Written by: Michelle Boulton
Canada’s southern prairies are well suited to durum wheat production, which makes us one of the world’s top producers. Growing demand and higher prices are good news. However, producers are also facing growing challenges, such as increasingly unpredictable weather because of climate change and susceptibility to fungal diseases like Fusarium head blight (FHB).
Durum was introduced in Canada in the 1910s and breeders released the first Canadian variety in 1963. From the very beginning, durum has remained stubbornly susceptible to FHB. That is, until a new variety was developed by breeder Yuefeng Ruan and his team at Agriculture and Agri-Food Canada’s Swift Current Research and Development Centre.
“This new variety, called AAC Schrader, is the first durum variety with intermediate resistance to FHB,” explains Ruan. “It has really changed a lot of things.”
“When I submitted my proposal for funding five years ago, we used Strongfield as a check in registration trials.
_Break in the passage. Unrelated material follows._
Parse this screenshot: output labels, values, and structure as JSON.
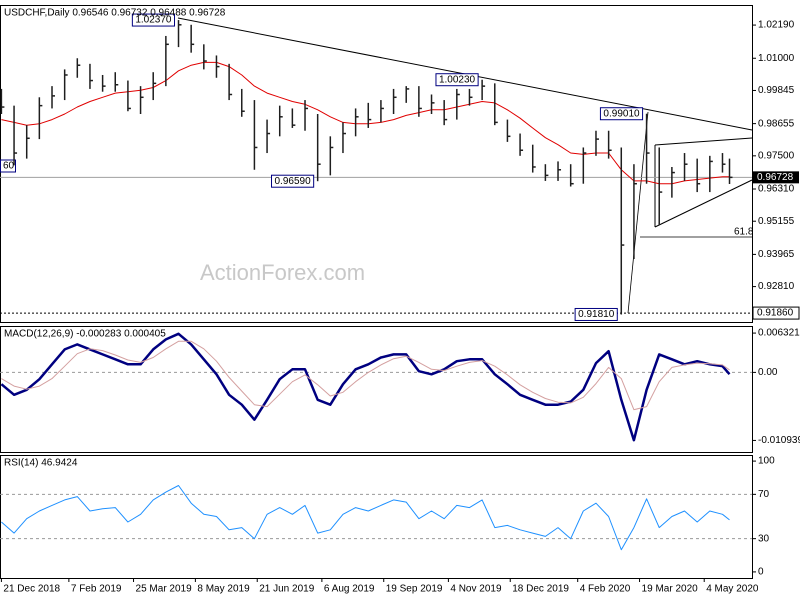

Now, we will be using AAC Schrader as a check. So, everything — yield, FHB resistance, quality, and drought tolerance — will be compared to AAC Schrader.”
FHB is prevalent in wet years, especially when the moisture comes early in the growing season. “If there’s a lot of moisture at flowering, you’ll see FHB infections right away,” explains Ruan.
While southwestern Saskatchewan is typically semi-arid, making it a good place to do drought tolerance breeding for crops like durum, “climate change is resulting in unpredictable weather conditions during the field season, such as one year being dry and the next being wet.” This has made FHB the biggest threat to durum production.
Because the environment has such an influence on FHB, it adds challenges for breeders. “In the FHB nurseries, depending on the environmental conditions, a variety could look like it has FHB resistance, but in another nursery, the same line could look like it’s susceptible,” he says.
To compound these challenges, “there may be hundreds of minor genes that contribute to FHB resistance in durum. Finding the right combination of genes is made more complicated by the environmental issues,” he says.
And breeders are not just selecting for FHB resistance. “We have to plan for a lot of different things, such as wet years and dry years, in our breeding. And we’re not just selecting for FHB resistance; we’re also selecting for yield, drought tolerance, quality . . . lots of different traits.”
Another increasing problem for his breeding program is ergot. “We haven’t released any ergot-resistant varieties yet, but we’re working hard on that,” he explains. “It’s in the pipeline, but we’re still testing potential lines.”
Ultimately, he’s looking to produce a durum variety that is high yielding, has great quality, and is resistant to both FHB and ergot. “All together, that is a comprehensive package, but it will take time,” he explains.
He’s grateful for the funding support this Wheat Cluster project has received from Agriculture and Agri-Food Canada through the AgriScience Program, which is part of the Canadian Agricultural Partnership, a federal, provincial, territorial initiative. The project also received funding from Alberta Wheat Commission, Saskatchewan Wheat Development Commission, Manitoba Crop Alliance, and Western Grains Research Foundation.